Participation in employee insurance schemes is essentially mandatory for employees, with the possible exception of a director-cum-controlling shareholder depending on whether a relationship of authority can or cannot be said to be entertained between the director and the company for which he or she works.
According to the Arnhem-Leeuwarden Court of Appeal, the conditions for being granted mandatory insurance waiver had not been satisfied in the following scenario. A private limited-liability holding company had issued depositary receipts for shares to the members of a single family: 50% to the mother and 16.66% each to her three children. The holding company’s executive board was made up of three directors: the mother, one of her children and a non-family member. Each director had the right to cast a single vote. The holding company was the holder of the full complement of shares in an intermediate holding entity which in turn was the executive director of the operating company. The mother was the sole executive director of the intermediate holding entity and to all intents and purposes worked for the operating company.

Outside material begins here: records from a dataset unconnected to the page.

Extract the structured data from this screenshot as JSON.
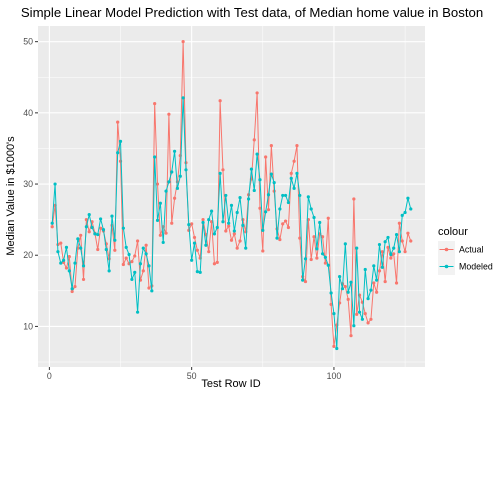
{
  "chart_data": {
    "type": "line",
    "title": "Simple Linear Model Prediction with Test data, of Median home value in Boston",
    "xlabel": "Test Row ID",
    "ylabel": "Median Value in $1000's",
    "xlim": [
      -4,
      132
    ],
    "ylim": [
      4.3,
      52.2
    ],
    "x_ticks": [
      0,
      50,
      100
    ],
    "y_ticks": [
      10,
      20,
      30,
      40,
      50
    ],
    "grid": true,
    "legend": {
      "title": "colour",
      "position": "right"
    },
    "colors": {
      "Actual": "#F8766D",
      "Modeled": "#00BFC4",
      "panel": "#EBEBEB",
      "grid": "#FFFFFF"
    },
    "x": [
      1,
      2,
      3,
      4,
      5,
      6,
      7,
      8,
      9,
      10,
      11,
      12,
      13,
      14,
      15,
      16,
      17,
      18,
      19,
      20,
      21,
      22,
      23,
      24,
      25,
      26,
      27,
      28,
      29,
      30,
      31,
      32,
      33,
      34,
      35,
      36,
      37,
      38,
      39,
      40,
      41,
      42,
      43,
      44,
      45,
      46,
      47,
      48,
      49,
      50,
      51,
      52,
      53,
      54,
      55,
      56,
      57,
      58,
      59,
      60,
      61,
      62,
      63,
      64,
      65,
      66,
      67,
      68,
      69,
      70,
      71,
      72,
      73,
      74,
      75,
      76,
      77,
      78,
      79,
      80,
      81,
      82,
      83,
      84,
      85,
      86,
      87,
      88,
      89,
      90,
      91,
      92,
      93,
      94,
      95,
      96,
      97,
      98,
      99,
      100,
      101,
      102,
      103,
      104,
      105,
      106,
      107,
      108,
      109,
      110,
      111,
      112,
      113,
      114,
      115,
      116,
      117,
      118,
      119,
      120,
      121,
      122,
      123,
      124,
      125,
      126,
      127
    ],
    "series": [
      {
        "name": "Actual",
        "values": [
          24.0,
          27.0,
          21.5,
          21.7,
          19.0,
          18.2,
          19.8,
          14.9,
          15.6,
          21.0,
          22.8,
          16.6,
          25.0,
          23.3,
          24.7,
          23.1,
          20.8,
          23.8,
          23.4,
          21.6,
          19.5,
          24.2,
          20.7,
          38.7,
          33.2,
          18.7,
          19.6,
          18.8,
          19.1,
          19.9,
          22.0,
          16.5,
          17.8,
          21.4,
          15.4,
          15.7,
          41.3,
          30.0,
          22.8,
          24.0,
          23.1,
          39.8,
          24.5,
          28.0,
          30.3,
          34.0,
          50.0,
          33.0,
          23.5,
          24.4,
          22.5,
          20.7,
          19.6,
          25.0,
          22.9,
          20.5,
          24.7,
          18.8,
          19.0,
          41.7,
          32.0,
          23.4,
          24.1,
          22.1,
          23.0,
          21.0,
          22.0,
          25.0,
          23.3,
          28.5,
          30.7,
          36.2,
          42.8,
          26.6,
          20.6,
          33.8,
          26.4,
          35.4,
          29.0,
          23.7,
          22.2,
          24.4,
          24.8,
          23.9,
          31.5,
          33.2,
          35.4,
          22.4,
          17.0,
          16.3,
          25.0,
          19.4,
          22.6,
          19.6,
          23.0,
          22.6,
          18.9,
          25.2,
          13.1,
          7.2,
          10.2,
          13.3,
          16.0,
          15.6,
          13.8,
          8.7,
          27.9,
          11.7,
          14.4,
          13.4,
          11.8,
          10.5,
          11.0,
          16.1,
          14.8,
          17.8,
          20.5,
          16.3,
          21.1,
          19.6,
          20.2,
          16.1,
          24.5,
          22.0,
          20.5,
          23.1,
          22.0
        ]
      },
      {
        "name": "Modeled",
        "values": [
          24.5,
          30.0,
          20.5,
          18.9,
          19.3,
          21.1,
          17.8,
          15.3,
          18.9,
          22.3,
          21.0,
          18.5,
          24.0,
          25.7,
          23.9,
          23.0,
          22.9,
          25.1,
          23.6,
          20.8,
          17.8,
          25.5,
          22.1,
          34.4,
          36.0,
          23.8,
          21.1,
          20.1,
          16.6,
          17.6,
          12.0,
          18.8,
          21.0,
          20.2,
          18.5,
          15.0,
          33.8,
          24.9,
          27.3,
          21.8,
          29.0,
          30.3,
          31.7,
          34.6,
          29.4,
          31.1,
          42.1,
          32.0,
          24.3,
          19.3,
          21.7,
          17.7,
          17.6,
          24.6,
          21.4,
          25.0,
          26.2,
          23.0,
          23.9,
          31.5,
          24.7,
          28.4,
          24.5,
          27.0,
          23.4,
          26.0,
          28.1,
          24.2,
          21.0,
          27.9,
          32.1,
          29.1,
          34.2,
          30.6,
          23.5,
          26.1,
          28.5,
          31.4,
          30.2,
          22.4,
          26.5,
          28.4,
          28.4,
          27.4,
          30.8,
          29.4,
          31.5,
          28.4,
          16.5,
          19.5,
          28.2,
          26.5,
          25.3,
          20.9,
          24.6,
          20.2,
          19.7,
          18.6,
          14.7,
          11.8,
          6.9,
          17.0,
          15.3,
          21.6,
          14.8,
          16.2,
          10.1,
          21.0,
          12.0,
          11.0,
          18.0,
          13.9,
          15.1,
          18.5,
          16.5,
          21.5,
          18.3,
          21.9,
          22.5,
          20.1,
          21.0,
          22.9,
          20.5,
          25.6,
          26.0,
          28.0,
          26.5
        ]
      }
    ]
  }
}
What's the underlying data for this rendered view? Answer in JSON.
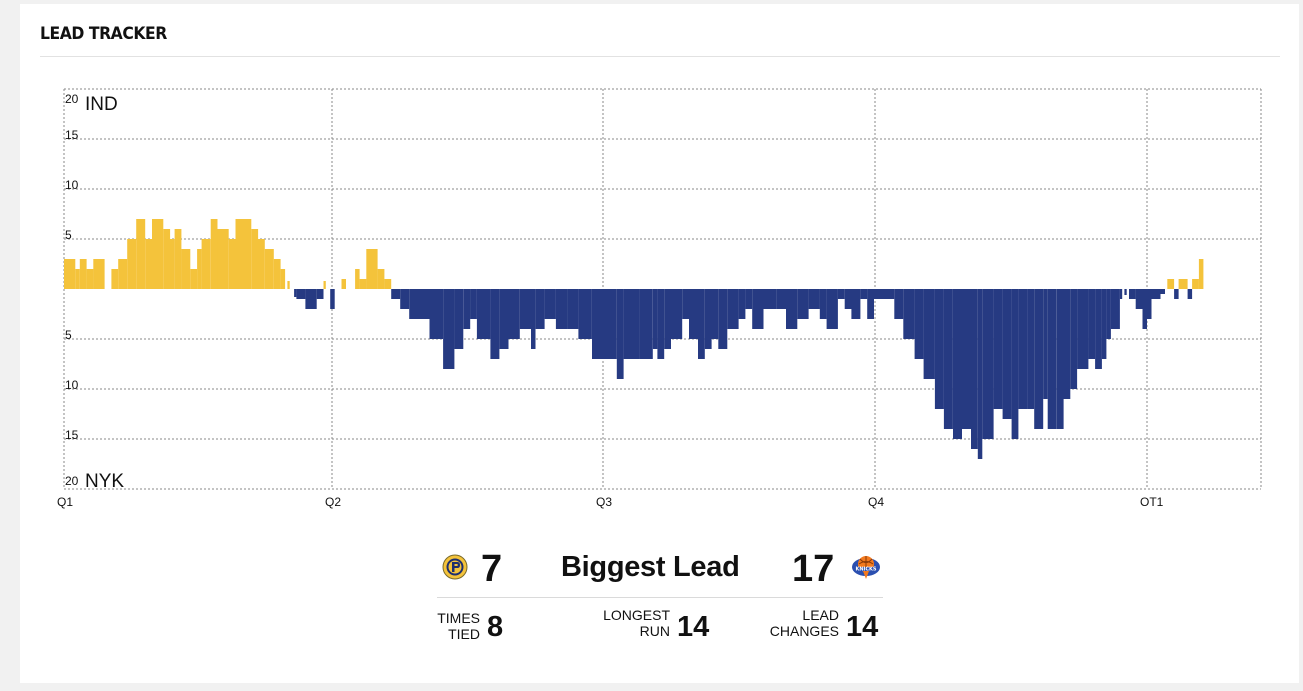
{
  "title": "LEAD TRACKER",
  "chart_data": {
    "type": "bar",
    "series": [
      {
        "name": "IND",
        "color": "#f4c33b"
      },
      {
        "name": "NYK",
        "color": "#263a82"
      }
    ],
    "ylim": [
      -20,
      20
    ],
    "yticks": [
      "20",
      "15",
      "10",
      "5",
      "",
      "5",
      "10",
      "15",
      "20"
    ],
    "top_label": "IND",
    "bottom_label": "NYK",
    "period_labels": [
      "Q1",
      "Q2",
      "Q3",
      "Q4",
      "OT1"
    ],
    "x_note": "time in game minutes (0 = tip-off, 53 = end of OT1); positive = IND lead, negative = NYK lead",
    "segments": [
      [
        0.0,
        0.5,
        3
      ],
      [
        0.5,
        0.7,
        2
      ],
      [
        0.7,
        1.0,
        3
      ],
      [
        1.0,
        1.3,
        2
      ],
      [
        1.3,
        1.8,
        3
      ],
      [
        2.1,
        2.4,
        2
      ],
      [
        2.4,
        2.8,
        3
      ],
      [
        2.8,
        3.2,
        5
      ],
      [
        3.2,
        3.6,
        7
      ],
      [
        3.6,
        3.9,
        5
      ],
      [
        3.9,
        4.4,
        7
      ],
      [
        4.4,
        4.7,
        6
      ],
      [
        4.7,
        4.9,
        5
      ],
      [
        4.9,
        5.2,
        6
      ],
      [
        5.2,
        5.6,
        4
      ],
      [
        5.6,
        5.9,
        2
      ],
      [
        5.9,
        6.1,
        4
      ],
      [
        6.1,
        6.5,
        5
      ],
      [
        6.5,
        6.8,
        7
      ],
      [
        6.8,
        7.3,
        6
      ],
      [
        7.3,
        7.6,
        5
      ],
      [
        7.6,
        8.3,
        7
      ],
      [
        8.3,
        8.6,
        6
      ],
      [
        8.6,
        8.9,
        5
      ],
      [
        8.9,
        9.3,
        4
      ],
      [
        9.3,
        9.6,
        3
      ],
      [
        9.6,
        9.8,
        2
      ],
      [
        9.9,
        10.0,
        0.8
      ],
      [
        10.2,
        10.3,
        -0.8
      ],
      [
        10.3,
        10.7,
        -1
      ],
      [
        10.7,
        11.2,
        -2
      ],
      [
        11.2,
        11.5,
        -1
      ],
      [
        11.5,
        11.6,
        0.8
      ],
      [
        11.8,
        12.0,
        -2
      ],
      [
        12.3,
        12.5,
        1
      ],
      [
        12.9,
        13.1,
        2
      ],
      [
        13.1,
        13.4,
        1
      ],
      [
        13.4,
        13.9,
        4
      ],
      [
        13.9,
        14.2,
        2
      ],
      [
        14.2,
        14.5,
        1
      ],
      [
        14.5,
        14.9,
        -1
      ],
      [
        14.9,
        15.3,
        -2
      ],
      [
        15.3,
        16.2,
        -3
      ],
      [
        16.2,
        16.8,
        -5
      ],
      [
        16.8,
        17.3,
        -8
      ],
      [
        17.3,
        17.7,
        -6
      ],
      [
        17.7,
        18.0,
        -4
      ],
      [
        18.0,
        18.3,
        -3
      ],
      [
        18.3,
        18.9,
        -5
      ],
      [
        18.9,
        19.3,
        -7
      ],
      [
        19.3,
        19.7,
        -6
      ],
      [
        19.7,
        20.2,
        -5
      ],
      [
        20.2,
        20.7,
        -4
      ],
      [
        20.7,
        20.9,
        -6
      ],
      [
        20.9,
        21.3,
        -4
      ],
      [
        21.3,
        21.8,
        -3
      ],
      [
        21.8,
        22.3,
        -4
      ],
      [
        22.3,
        22.8,
        -4
      ],
      [
        22.8,
        23.4,
        -5
      ],
      [
        23.4,
        23.8,
        -7
      ],
      [
        23.8,
        24.5,
        -7
      ],
      [
        24.5,
        24.8,
        -9
      ],
      [
        24.8,
        25.5,
        -7
      ],
      [
        25.5,
        26.1,
        -7
      ],
      [
        26.1,
        26.3,
        -6
      ],
      [
        26.3,
        26.6,
        -7
      ],
      [
        26.6,
        26.9,
        -6
      ],
      [
        26.9,
        27.4,
        -5
      ],
      [
        27.4,
        27.7,
        -3
      ],
      [
        27.7,
        28.1,
        -5
      ],
      [
        28.1,
        28.4,
        -7
      ],
      [
        28.4,
        28.7,
        -6
      ],
      [
        28.7,
        29.0,
        -5
      ],
      [
        29.0,
        29.4,
        -6
      ],
      [
        29.4,
        29.9,
        -4
      ],
      [
        29.9,
        30.2,
        -3
      ],
      [
        30.2,
        30.5,
        -2
      ],
      [
        30.5,
        31.0,
        -4
      ],
      [
        31.0,
        31.6,
        -2
      ],
      [
        31.6,
        32.0,
        -2
      ],
      [
        32.0,
        32.5,
        -4
      ],
      [
        32.5,
        33.0,
        -3
      ],
      [
        33.0,
        33.5,
        -2
      ],
      [
        33.5,
        33.8,
        -3
      ],
      [
        33.8,
        34.3,
        -4
      ],
      [
        34.3,
        34.6,
        -1
      ],
      [
        34.6,
        34.9,
        -2
      ],
      [
        34.9,
        35.3,
        -3
      ],
      [
        35.3,
        35.6,
        -1
      ],
      [
        35.6,
        35.9,
        -3
      ],
      [
        35.9,
        36.3,
        -1
      ],
      [
        36.3,
        36.8,
        -1
      ],
      [
        36.8,
        37.2,
        -3
      ],
      [
        37.2,
        37.7,
        -5
      ],
      [
        37.7,
        38.1,
        -7
      ],
      [
        38.1,
        38.6,
        -9
      ],
      [
        38.6,
        39.0,
        -12
      ],
      [
        39.0,
        39.4,
        -14
      ],
      [
        39.4,
        39.8,
        -15
      ],
      [
        39.8,
        40.2,
        -14
      ],
      [
        40.2,
        40.5,
        -16
      ],
      [
        40.5,
        40.7,
        -17
      ],
      [
        40.7,
        41.2,
        -15
      ],
      [
        41.2,
        41.6,
        -12
      ],
      [
        41.6,
        42.0,
        -13
      ],
      [
        42.0,
        42.3,
        -15
      ],
      [
        42.3,
        42.7,
        -12
      ],
      [
        42.7,
        43.0,
        -12
      ],
      [
        43.0,
        43.4,
        -14
      ],
      [
        43.4,
        43.6,
        -11
      ],
      [
        43.6,
        44.0,
        -14
      ],
      [
        44.0,
        44.3,
        -14
      ],
      [
        44.3,
        44.6,
        -11
      ],
      [
        44.6,
        44.9,
        -10
      ],
      [
        44.9,
        45.4,
        -8
      ],
      [
        45.4,
        45.7,
        -7
      ],
      [
        45.7,
        46.0,
        -8
      ],
      [
        46.0,
        46.2,
        -7
      ],
      [
        46.2,
        46.4,
        -5
      ],
      [
        46.4,
        46.8,
        -4
      ],
      [
        46.8,
        46.9,
        -1
      ],
      [
        47.0,
        47.1,
        -0.6
      ],
      [
        47.2,
        47.5,
        -1
      ],
      [
        47.5,
        47.8,
        -2
      ],
      [
        47.8,
        48.0,
        -4
      ],
      [
        48.0,
        48.2,
        -3
      ],
      [
        48.2,
        48.4,
        -1
      ],
      [
        48.4,
        48.6,
        -1
      ],
      [
        48.6,
        48.8,
        -0.5
      ],
      [
        48.9,
        49.2,
        1
      ],
      [
        49.2,
        49.4,
        -1
      ],
      [
        49.4,
        49.8,
        1
      ],
      [
        49.8,
        50.0,
        -1
      ],
      [
        50.0,
        50.3,
        1
      ],
      [
        50.3,
        50.5,
        3
      ]
    ]
  },
  "stats": {
    "biggest_lead": {
      "label": "Biggest Lead",
      "ind": "7",
      "nyk": "17"
    },
    "times_tied": {
      "label_1": "TIMES",
      "label_2": "TIED",
      "value": "8"
    },
    "longest_run": {
      "label_1": "LONGEST",
      "label_2": "RUN",
      "value": "14"
    },
    "lead_changes": {
      "label_1": "LEAD",
      "label_2": "CHANGES",
      "value": "14"
    }
  },
  "colors": {
    "ind": "#f4c33b",
    "nyk": "#263a82",
    "grid": "#8a8a8a"
  },
  "icons": {
    "ind_logo": "pacers-logo-icon",
    "nyk_logo": "knicks-logo-icon"
  }
}
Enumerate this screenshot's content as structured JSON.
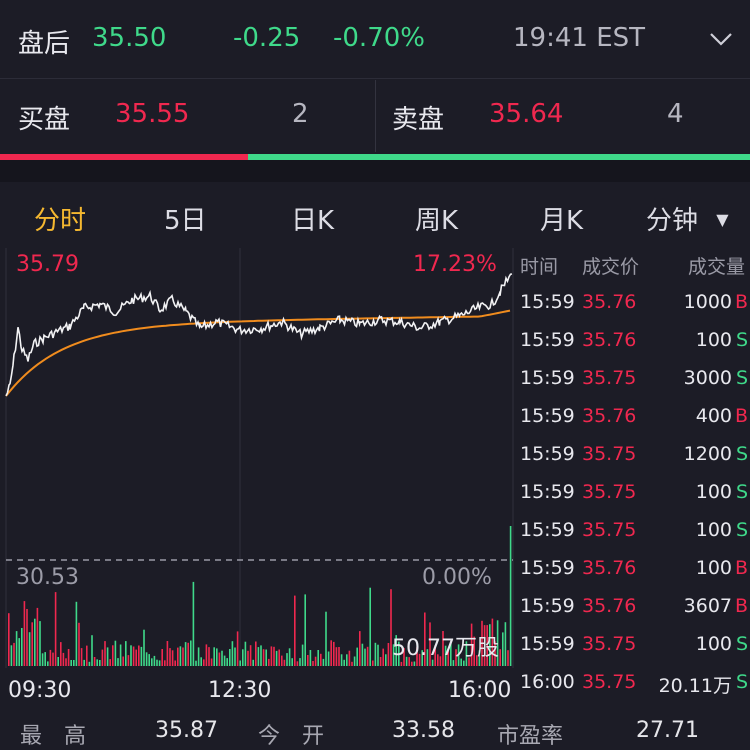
{
  "header": {
    "session_label": "盘后",
    "price": "35.50",
    "change": "-0.25",
    "change_pct": "-0.70%",
    "time": "19:41 EST"
  },
  "orderbook": {
    "bid_label": "买盘",
    "bid_price": "35.55",
    "bid_size": "2",
    "ask_label": "卖盘",
    "ask_price": "35.64",
    "ask_size": "4",
    "bid_ratio": 0.33
  },
  "tabs": [
    "分时",
    "5日",
    "日K",
    "周K",
    "月K",
    "分钟"
  ],
  "chart": {
    "high_price": "35.79",
    "high_pct": "17.23%",
    "base_price": "30.53",
    "base_pct": "0.00%",
    "volume_label": "50.77万股",
    "x_labels": [
      "09:30",
      "12:30",
      "16:00"
    ]
  },
  "ticks": {
    "headers": [
      "时间",
      "成交价",
      "成交量"
    ],
    "rows": [
      {
        "time": "15:59",
        "price": "35.76",
        "vol": "1000",
        "side": "B"
      },
      {
        "time": "15:59",
        "price": "35.76",
        "vol": "100",
        "side": "S"
      },
      {
        "time": "15:59",
        "price": "35.75",
        "vol": "3000",
        "side": "S"
      },
      {
        "time": "15:59",
        "price": "35.76",
        "vol": "400",
        "side": "B"
      },
      {
        "time": "15:59",
        "price": "35.75",
        "vol": "1200",
        "side": "S"
      },
      {
        "time": "15:59",
        "price": "35.75",
        "vol": "100",
        "side": "S"
      },
      {
        "time": "15:59",
        "price": "35.75",
        "vol": "100",
        "side": "S"
      },
      {
        "time": "15:59",
        "price": "35.76",
        "vol": "100",
        "side": "B"
      },
      {
        "time": "15:59",
        "price": "35.76",
        "vol": "3607",
        "side": "B"
      },
      {
        "time": "15:59",
        "price": "35.75",
        "vol": "100",
        "side": "S"
      },
      {
        "time": "16:00",
        "price": "35.75",
        "vol": "20.11万",
        "side": "S"
      }
    ]
  },
  "stats": {
    "high_label": "最　高",
    "high_value": "35.87",
    "open_label": "今　开",
    "open_value": "33.58",
    "pe_label": "市盈率",
    "pe_value": "27.71"
  },
  "colors": {
    "up": "#f0284f",
    "down": "#3fd98a",
    "accent": "#f5b830",
    "avg_line": "#f08c1e"
  }
}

The Court ruled that the working relationship between the mother and the subsidiary company satisfied the employment criteria, one of these being that a relationship of authority should be in evidence. It is irrelevant to the assessment as to whether a relationship of authority can be deemed to be entertained between a natural person of the one part and a legal entity of the other by whom the legal entity’s corporate body in charge of issuing instructions to the natural person is made up. The existence of a relationship of authority is required to be vetted formally rather than substantively.
The Court of Appeal was satisfied that the mother was under the obligation to adhere to the instructions issued by the subsidiary company’s executive board. It dismissed as irrelevant that the mother in her multiple capacity of holding company board member, intermediate holding entity director and mater familias was in a position to exert influence on the instructions with which she was to be issued, and concluded that a relationship of authority was indeed being entertained. As the other employment criteria – these being the employee’s obligation personally to carry out the various duties and his or her collection of a wage in consideration of his or her efforts – had not been involved in the dispute, the Court of Appeal ended up qualifying the working relationship as an employment relationship entailing mandatory participation in employee insurance schemes.